As Portland’s homeless situation reaches emergency proportions, ideas about how to address it continue to churn. From mayor Charlie Hales’s “Safe Sleep Guidelines” to developer Homer Williams’s plans to turn Terminal 1 into temporary shelters, it’s clear that government and business are searching for answers. Brandi Tuck, executive director of Portland Homeless Family Solutions, knows that public camping and temporary shelters are not a real solution to homelessness.

“We have a growing population and not enough housing,” says the 33-year old, who started volunteering at PHFS in 2005 before becoming executive director two years later. The situation, she explains, creates a domino effect where rising rents force working families into worse apartments, and families in those apartments are forced onto the streets. “Everyone moves down.”
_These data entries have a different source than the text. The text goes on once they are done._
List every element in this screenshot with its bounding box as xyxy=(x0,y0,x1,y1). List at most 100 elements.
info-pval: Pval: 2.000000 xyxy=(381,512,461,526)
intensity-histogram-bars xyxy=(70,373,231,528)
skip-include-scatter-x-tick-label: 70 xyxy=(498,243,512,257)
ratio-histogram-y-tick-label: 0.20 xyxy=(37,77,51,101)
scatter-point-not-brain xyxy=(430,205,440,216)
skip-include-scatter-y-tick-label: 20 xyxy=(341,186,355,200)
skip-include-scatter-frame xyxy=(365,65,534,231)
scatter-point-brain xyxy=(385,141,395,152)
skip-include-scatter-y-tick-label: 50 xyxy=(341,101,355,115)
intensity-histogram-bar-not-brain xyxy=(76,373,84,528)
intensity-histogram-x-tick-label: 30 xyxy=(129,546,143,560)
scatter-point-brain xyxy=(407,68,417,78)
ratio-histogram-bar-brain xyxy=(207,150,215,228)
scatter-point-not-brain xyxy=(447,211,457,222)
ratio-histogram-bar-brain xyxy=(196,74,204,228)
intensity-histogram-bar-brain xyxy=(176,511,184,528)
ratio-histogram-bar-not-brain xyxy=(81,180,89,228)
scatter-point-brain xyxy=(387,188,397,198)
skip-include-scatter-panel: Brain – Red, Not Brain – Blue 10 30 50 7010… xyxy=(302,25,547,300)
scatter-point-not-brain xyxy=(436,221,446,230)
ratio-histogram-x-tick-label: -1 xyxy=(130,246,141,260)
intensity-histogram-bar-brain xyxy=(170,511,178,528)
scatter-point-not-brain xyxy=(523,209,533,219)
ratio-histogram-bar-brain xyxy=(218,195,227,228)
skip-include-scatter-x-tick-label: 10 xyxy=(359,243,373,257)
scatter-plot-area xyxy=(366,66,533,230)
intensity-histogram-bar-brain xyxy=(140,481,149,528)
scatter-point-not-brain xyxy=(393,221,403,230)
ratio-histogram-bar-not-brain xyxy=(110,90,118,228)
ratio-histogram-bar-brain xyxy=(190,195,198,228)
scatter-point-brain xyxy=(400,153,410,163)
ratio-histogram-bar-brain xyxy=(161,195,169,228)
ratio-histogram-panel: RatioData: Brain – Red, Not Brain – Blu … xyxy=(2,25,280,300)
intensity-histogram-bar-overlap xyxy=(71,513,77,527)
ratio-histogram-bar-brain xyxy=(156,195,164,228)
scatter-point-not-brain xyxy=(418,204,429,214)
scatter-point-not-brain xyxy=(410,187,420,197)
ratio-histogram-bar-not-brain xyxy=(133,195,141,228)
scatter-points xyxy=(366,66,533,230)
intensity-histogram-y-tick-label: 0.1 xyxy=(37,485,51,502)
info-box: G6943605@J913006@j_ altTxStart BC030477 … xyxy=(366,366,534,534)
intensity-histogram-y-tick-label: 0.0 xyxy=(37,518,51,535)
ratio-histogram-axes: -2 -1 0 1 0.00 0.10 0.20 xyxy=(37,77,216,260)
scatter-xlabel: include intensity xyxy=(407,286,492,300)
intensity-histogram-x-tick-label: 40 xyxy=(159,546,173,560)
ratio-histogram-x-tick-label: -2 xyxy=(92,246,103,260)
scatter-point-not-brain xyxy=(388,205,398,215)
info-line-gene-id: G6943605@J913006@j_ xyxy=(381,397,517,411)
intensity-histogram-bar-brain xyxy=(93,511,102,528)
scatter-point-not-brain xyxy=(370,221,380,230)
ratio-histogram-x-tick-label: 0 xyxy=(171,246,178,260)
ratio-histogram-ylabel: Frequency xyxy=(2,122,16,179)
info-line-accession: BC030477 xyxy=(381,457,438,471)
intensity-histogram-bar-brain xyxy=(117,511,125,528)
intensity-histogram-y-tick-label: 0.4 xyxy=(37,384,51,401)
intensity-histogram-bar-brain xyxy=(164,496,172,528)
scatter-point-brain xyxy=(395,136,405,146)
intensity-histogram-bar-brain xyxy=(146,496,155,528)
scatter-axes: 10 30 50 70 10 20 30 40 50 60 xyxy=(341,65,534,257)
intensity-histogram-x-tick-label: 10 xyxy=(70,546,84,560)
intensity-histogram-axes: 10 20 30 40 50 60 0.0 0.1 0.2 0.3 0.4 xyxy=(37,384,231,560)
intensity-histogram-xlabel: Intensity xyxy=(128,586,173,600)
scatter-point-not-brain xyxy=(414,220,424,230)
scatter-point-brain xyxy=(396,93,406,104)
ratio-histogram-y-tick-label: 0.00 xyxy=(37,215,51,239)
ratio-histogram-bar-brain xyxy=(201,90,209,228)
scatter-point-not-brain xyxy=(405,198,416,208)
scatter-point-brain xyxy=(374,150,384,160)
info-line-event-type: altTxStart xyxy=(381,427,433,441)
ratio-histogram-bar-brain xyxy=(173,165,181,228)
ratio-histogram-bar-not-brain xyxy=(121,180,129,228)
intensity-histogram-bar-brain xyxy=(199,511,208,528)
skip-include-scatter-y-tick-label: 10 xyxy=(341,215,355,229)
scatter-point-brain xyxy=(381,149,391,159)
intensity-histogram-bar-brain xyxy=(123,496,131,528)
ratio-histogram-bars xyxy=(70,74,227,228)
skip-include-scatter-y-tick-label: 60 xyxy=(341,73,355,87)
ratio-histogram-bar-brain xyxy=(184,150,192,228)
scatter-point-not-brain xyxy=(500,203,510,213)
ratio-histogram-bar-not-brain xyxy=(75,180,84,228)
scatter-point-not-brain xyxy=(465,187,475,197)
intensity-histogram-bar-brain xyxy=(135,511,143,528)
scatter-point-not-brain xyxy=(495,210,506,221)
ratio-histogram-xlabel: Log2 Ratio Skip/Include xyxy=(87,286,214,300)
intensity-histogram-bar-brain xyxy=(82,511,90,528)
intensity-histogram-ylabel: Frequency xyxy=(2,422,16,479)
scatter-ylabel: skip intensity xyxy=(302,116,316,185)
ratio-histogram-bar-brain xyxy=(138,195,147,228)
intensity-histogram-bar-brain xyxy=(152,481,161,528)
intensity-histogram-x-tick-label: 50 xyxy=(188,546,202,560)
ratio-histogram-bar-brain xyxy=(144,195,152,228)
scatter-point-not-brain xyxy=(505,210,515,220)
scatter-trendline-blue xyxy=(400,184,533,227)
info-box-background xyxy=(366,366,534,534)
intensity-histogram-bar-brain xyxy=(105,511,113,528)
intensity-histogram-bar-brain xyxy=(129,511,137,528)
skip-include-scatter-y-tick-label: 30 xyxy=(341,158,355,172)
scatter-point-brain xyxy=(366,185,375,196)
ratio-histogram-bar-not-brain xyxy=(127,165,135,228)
Tuck remains hopeful about Portland’s affordable-housing bond measure on the ballot this November, which promises to fund upwards of 1,000 units. The Terminal 1 project, however, leaves her skeptical. “That will only be successful if there are nearby resources and services,” she says. “You don’t want to warehouse people where there is no hope of changing the situation.”

Perhaps Terminal 1 could take a page from Tuck and PHFS. The organization moves between 150 to 200 homeless families into permanent housing each year, providing shelter, services and counseling every step of the way. Most are still in their homes one year later.

While she admits that there will always be some episodic cases, Tuck believes that more affordable housing will solve chronic homelessness. “We’re fighting a lot of mixed perceptions,” she says of a public that brands the homeless as drug addicted, mentally ill or lazy. “Two-thirds to three-fourths of parents in homeless families are working full time.”

Tuck’s passion for the cause surprises even her. She studied organizational leadership for nonprofits at the University of Florida and chose a spring-break community service project in homelessness and poverty on a whim. The experience “changed my life. I came back to school recharged and refocused,” she says.

Today hiking and yoga keep the young executive from burning out. She also credits PHFS’s board for investing in their 24 employees. Entry-level staff make $15 an hour, and everyone gets health care, dental and paid parental leave. “We have an amazing community here, and I can still step out and have a life.”